The fish is now a good eater, but very slow...I'm talking glacially slow. It's spent the almost three months since I brought it home in a 120gallon tank which it shares only with a couple of female Green Swordtails and a surprise pair of Gymnogeophagus rhabdotus that must have been accidentally introduced with the big handful of hair algae and detritus that I originally placed into the tank when I first got the fish. This tank was already very established, but all of its inhabitants had been placed outdoors for the summer so it seemed perfect for the Hi-Fin.
The fish isn't picky about food; it eats frozen brine shrimp, frozen bloodworms, freeze-dried tubifex, assorted flake foods and pellets...really, just about anything offered. But it takes forever, just as described in the thread by
thebiggerthebetter
in which Viktor mentions that what a carp would eat in a couple minutes takes the Hi-Fin hours. A particular favourite seems to be Bug Bite pellets. I'll toss them in, they sink to the bottom, and the fish responds almost immediately as it scents them. He'll then cruise around in a very leisurely fashion, passing close by the food without seeming to notice it, but obviously intrigued and searching. When he finally stumbles upon it...that's the best way to describe it...he quickly hoovers up a single pellet and chews and plays with it and mouths it and worries it...and then spits it out and grabs it again and repeats the whole rigamarole...and finally the pellet disappears and he begins the routine with another. It's absolutely the most frustrating feeding behaviour I've experienced. For crying out loud, just eat the dang thing!
The rhabdotus and swordtails are an almost insurmountable competitive obstacle for the Hi-Fin. I definitely need to overfeed them to get any chow into him. The rhabdotus have grown from about 1/4-inch to well over an inch since moving in, and the swordtails are full adults. I have no idea where I will put the Hi-Fin in a few weeks when I move my outdoor fish back inside for the winter. Any one of my tanks will present a challenge for him at feeding time, everybody eats far too fast for him to compete.
I originally thought he would be big enough to move in with the remaining goldies (lost a bunch to a heron recently, but still have over a dozen) and the adult rhabdotus in the 360, but there's no way that will work. He'd starve...or the others would be morbidly obese...or both.
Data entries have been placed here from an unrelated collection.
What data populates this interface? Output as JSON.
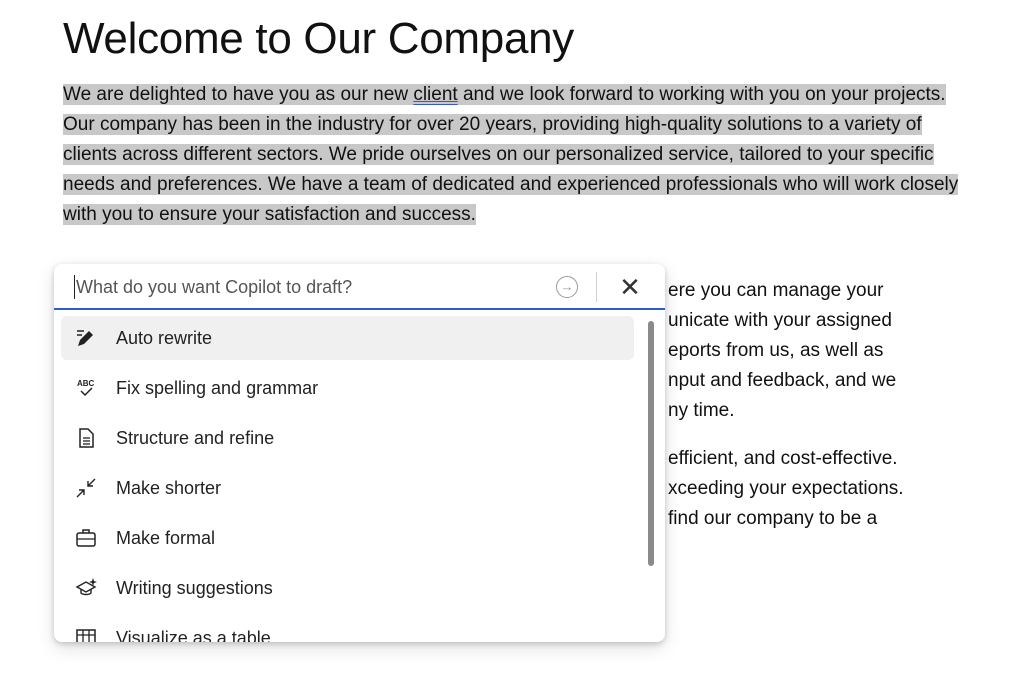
{
  "document": {
    "title": "Welcome to Our Company",
    "para1": {
      "before": "We are delighted to have you as our new ",
      "flagged": "client",
      "after": " and we look forward to working with you on your projects. Our company has been in the industry for over 20 years, providing high-quality solutions to a variety of clients across different sectors. We pride ourselves on our personalized service, tailored to your specific needs and preferences. We have a team of dedicated and experienced professionals who will work closely with you to ensure your satisfaction and success."
    },
    "visible_fragments": [
      "ere you can manage your",
      "unicate with your assigned",
      "eports from us, as well as",
      "nput and feedback, and we",
      "ny time.",
      "efficient, and cost-effective.",
      "xceeding your expectations.",
      "find our company to be a"
    ]
  },
  "copilot": {
    "placeholder": "What do you want Copilot to draft?",
    "send_icon": "arrow-circle-icon",
    "close_icon": "close-icon",
    "menu": [
      {
        "label": "Auto rewrite",
        "icon": "pen-sparkle-icon"
      },
      {
        "label": "Fix spelling and grammar",
        "icon": "spellcheck-icon"
      },
      {
        "label": "Structure and refine",
        "icon": "document-icon"
      },
      {
        "label": "Make shorter",
        "icon": "shrink-arrows-icon"
      },
      {
        "label": "Make formal",
        "icon": "briefcase-icon"
      },
      {
        "label": "Writing suggestions",
        "icon": "cap-sparkle-icon"
      },
      {
        "label": "Visualize as a table",
        "icon": "table-icon"
      }
    ]
  },
  "colors": {
    "selection": "#c8c8c8",
    "accent": "#2c5ec9"
  }
}
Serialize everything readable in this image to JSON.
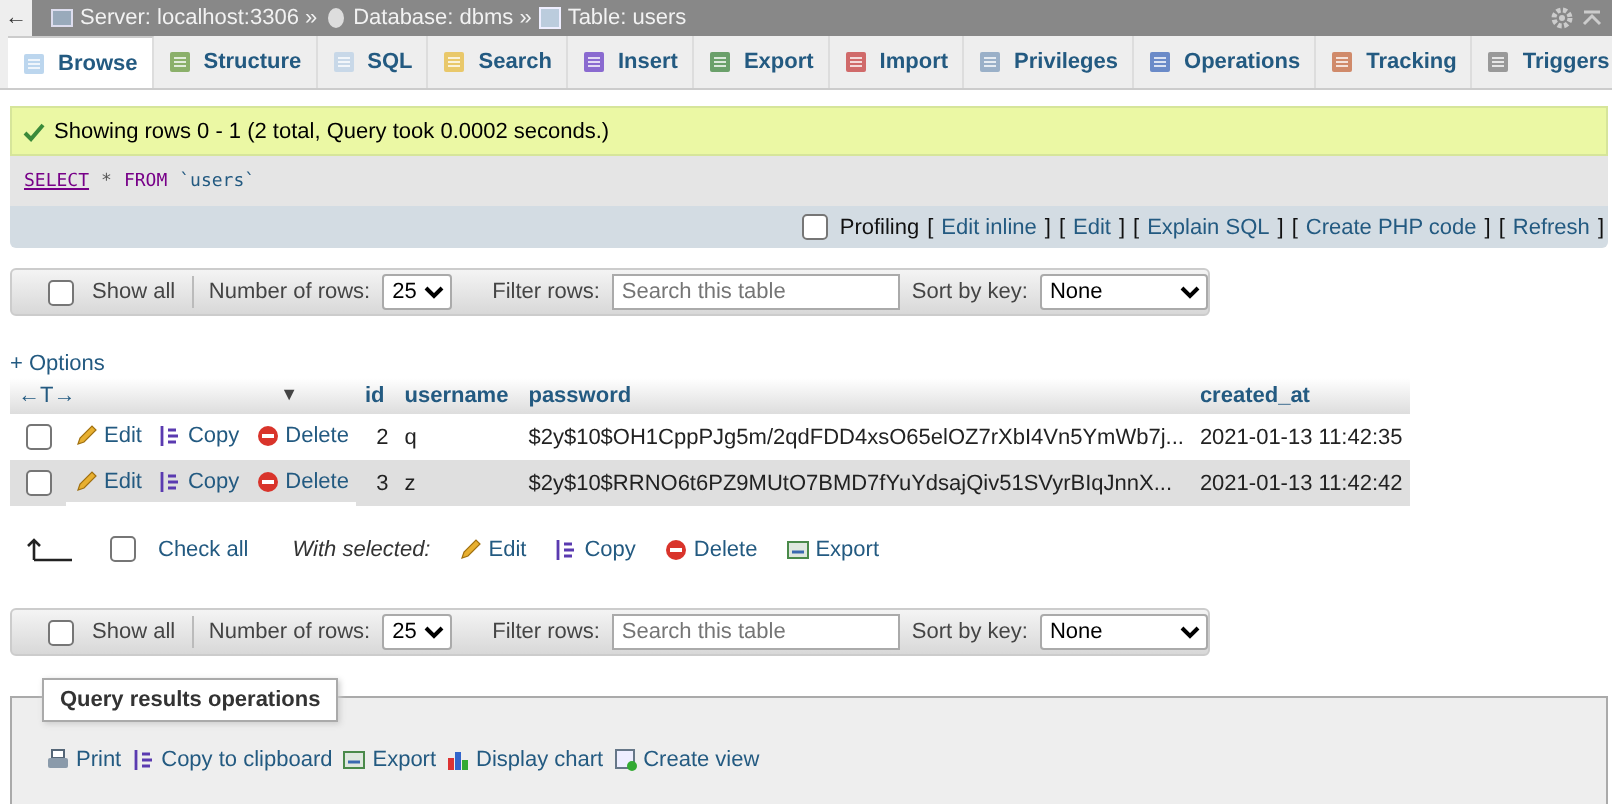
{
  "breadcrumb": [
    {
      "label": "Server: localhost:3306",
      "sep": "»"
    },
    {
      "label": "Database: dbms",
      "sep": "»"
    },
    {
      "label": "Table: users"
    }
  ],
  "back": "←",
  "tabs": [
    {
      "label": "Browse",
      "selected": true
    },
    {
      "label": "Structure",
      "selected": false
    },
    {
      "label": "SQL",
      "selected": false
    },
    {
      "label": "Search",
      "selected": false
    },
    {
      "label": "Insert",
      "selected": false
    },
    {
      "label": "Export",
      "selected": false
    },
    {
      "label": "Import",
      "selected": false
    },
    {
      "label": "Privileges",
      "selected": false
    },
    {
      "label": "Operations",
      "selected": false
    },
    {
      "label": "Tracking",
      "selected": false
    },
    {
      "label": "Triggers",
      "selected": false
    }
  ],
  "message": "Showing rows 0 - 1 (2 total, Query took 0.0002 seconds.)",
  "query": {
    "keyword": "SELECT",
    "star": "*",
    "from": "FROM",
    "table": "`users`"
  },
  "profiling": {
    "label": "Profiling",
    "checked": false,
    "links": [
      {
        "open": "[",
        "label": "Edit inline",
        "close": "]"
      },
      {
        "open": "[",
        "label": "Edit",
        "close": "]"
      },
      {
        "open": "[",
        "label": "Explain SQL",
        "close": "]"
      },
      {
        "open": "[",
        "label": "Create PHP code",
        "close": "]"
      },
      {
        "open": "[",
        "label": "Refresh",
        "close": "]"
      }
    ]
  },
  "navigators": [
    {
      "show_all": "Show all",
      "show_all_checked": false,
      "rows_label": "Number of rows:",
      "rows_value": "25",
      "filter_label": "Filter rows:",
      "filter_placeholder": "Search this table",
      "sort_label": "Sort by key:",
      "sort_value": "None"
    },
    {
      "show_all": "Show all",
      "show_all_checked": false,
      "rows_label": "Number of rows:",
      "rows_value": "25",
      "filter_label": "Filter rows:",
      "filter_placeholder": "Search this table",
      "sort_label": "Sort by key:",
      "sort_value": "None"
    }
  ],
  "options": "+ Options",
  "table": {
    "arrows": "←T→",
    "sort_caret": "▼",
    "columns": [
      "id",
      "username",
      "password",
      "created_at"
    ],
    "rows": [
      {
        "checked": false,
        "edit": "Edit",
        "copy": "Copy",
        "delete": "Delete",
        "cells": [
          "2",
          "q",
          "$2y$10$OH1CppPJg5m/2qdFDD4xsO65elOZ7rXbI4Vn5YmWb7j...",
          "2021-01-13 11:42:35"
        ]
      },
      {
        "checked": false,
        "edit": "Edit",
        "copy": "Copy",
        "delete": "Delete",
        "cells": [
          "3",
          "z",
          "$2y$10$RRNO6t6PZ9MUtO7BMD7fYuYdsajQiv51SVyrBIqJnnX...",
          "2021-01-13 11:42:42"
        ]
      }
    ]
  },
  "bulk": {
    "check_all": "Check all",
    "checked": false,
    "with_selected": "With selected:",
    "actions": [
      "Edit",
      "Copy",
      "Delete",
      "Export"
    ]
  },
  "operations": {
    "legend": "Query results operations",
    "links": [
      "Print",
      "Copy to clipboard",
      "Export",
      "Display chart",
      "Create view"
    ]
  }
}
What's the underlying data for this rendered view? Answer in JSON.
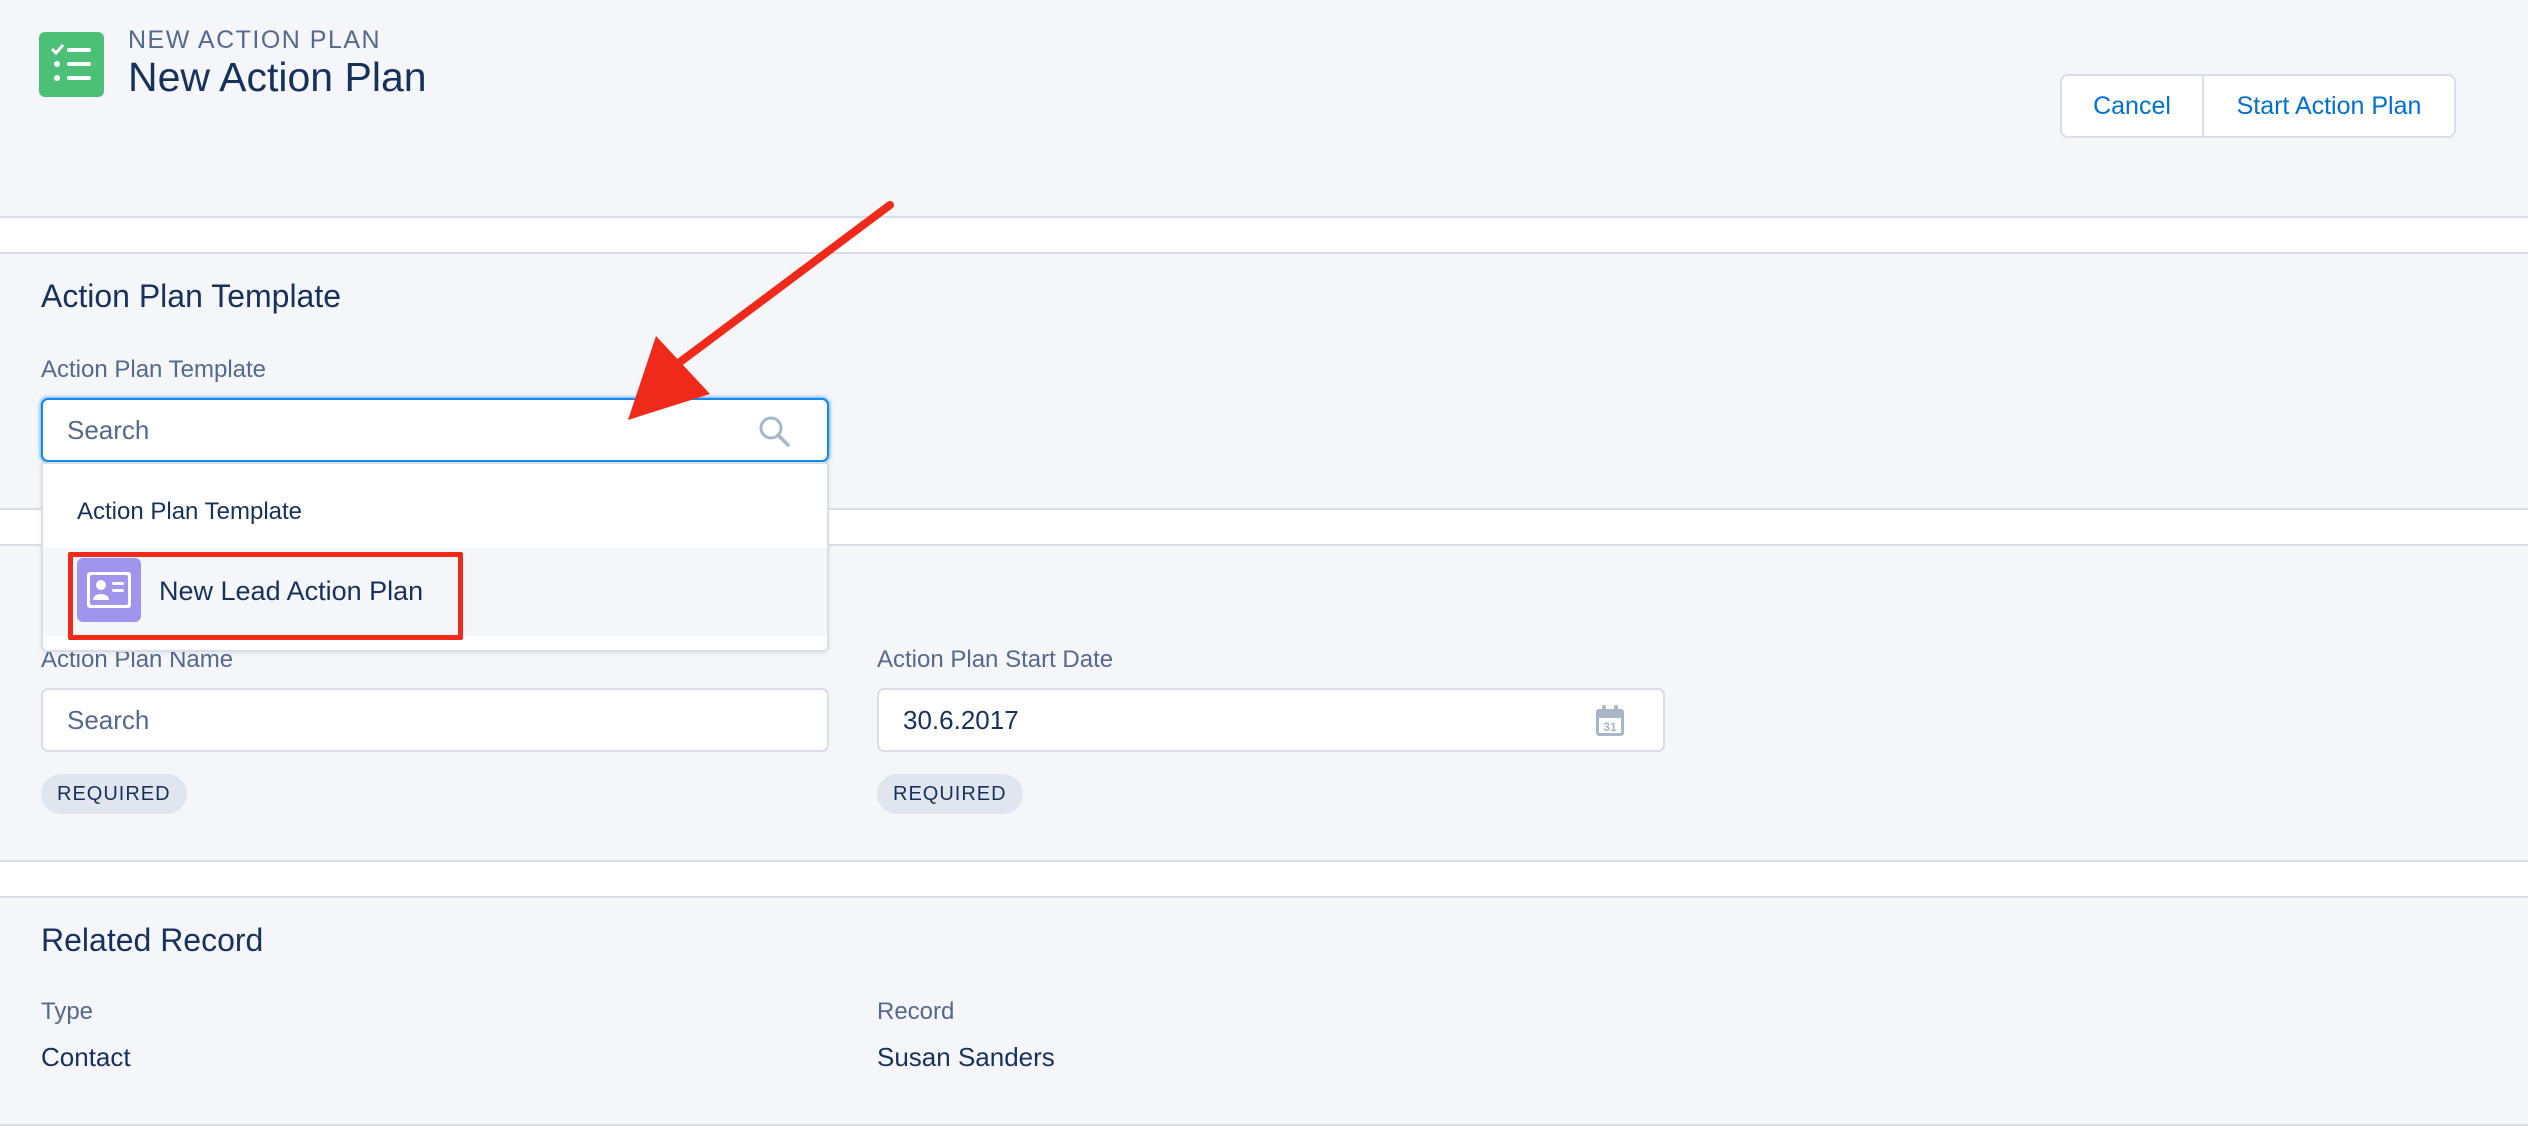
{
  "header": {
    "eyebrow": "NEW ACTION PLAN",
    "title": "New Action Plan",
    "icon": "action-plan-checklist-icon",
    "icon_color": "#4bc076",
    "cancel_label": "Cancel",
    "start_label": "Start Action Plan"
  },
  "template_section": {
    "title": "Action Plan Template",
    "field_label": "Action Plan Template",
    "search_placeholder": "Search",
    "dropdown": {
      "header": "Action Plan Template",
      "options": [
        {
          "label": "New Lead Action Plan",
          "icon": "action-plan-template-icon",
          "icon_color": "#a094ed"
        }
      ]
    }
  },
  "info_section": {
    "name_label": "Action Plan Name",
    "name_placeholder": "Search",
    "name_required": "REQUIRED",
    "start_date_label": "Action Plan Start Date",
    "start_date_value": "30.6.2017",
    "start_date_required": "REQUIRED",
    "calendar_day": "31"
  },
  "related_section": {
    "title": "Related Record",
    "type_label": "Type",
    "type_value": "Contact",
    "record_label": "Record",
    "record_value": "Susan Sanders"
  },
  "colors": {
    "accent": "#0070d2",
    "focus_border": "#1589ee",
    "annotation_red": "#f02a1b"
  }
}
The Hi-Fin has not grown a great deal, still probably just under 3 inches (started out around 2 inches). The growth that is mentioned by Viktor and also by
kendragon
has not happened for me. But, he looks good, never skinny, noticeable tummy bulges after feeding. He spends a great deal of time working over the surface of the driftwood in the tank; he seems to be eating the green hard algae that is typically found on the glass, but careful and prolonged observation has never revealed him to be eating hair algae. His tank is one from which I periodically must remove handfuls of the stuff; with fish that are actually eating it, like Jordanella flagfish or Goodeids, I am constantly throwing hair algae in to replace it as it is consumed.
The Hi-Fin scours all surfaces of the driftwood, often swimming upside-down to work on the underside of it. Based upon how little of it I see, I think he may be eating Black Beard algae as well, not sure.
Water temp in the basement tank has not exceeded 65F all summer, will drop down to 60F and less during winter. I suspect he will be housed in a fry grow-out tank, likely either with rhabdotus cichlids, Oryzias ricefish or maybe just with the swordtails. It's pretty obvious that he is one of those uncommon species that grows large but can be kept with the smallest of tankmates without worrying about predation. Hell, he has a hard time predating on a stationary pellet on the bottom; live targets have nothing to worry about.
Suddenly having problems with pics, will try later again.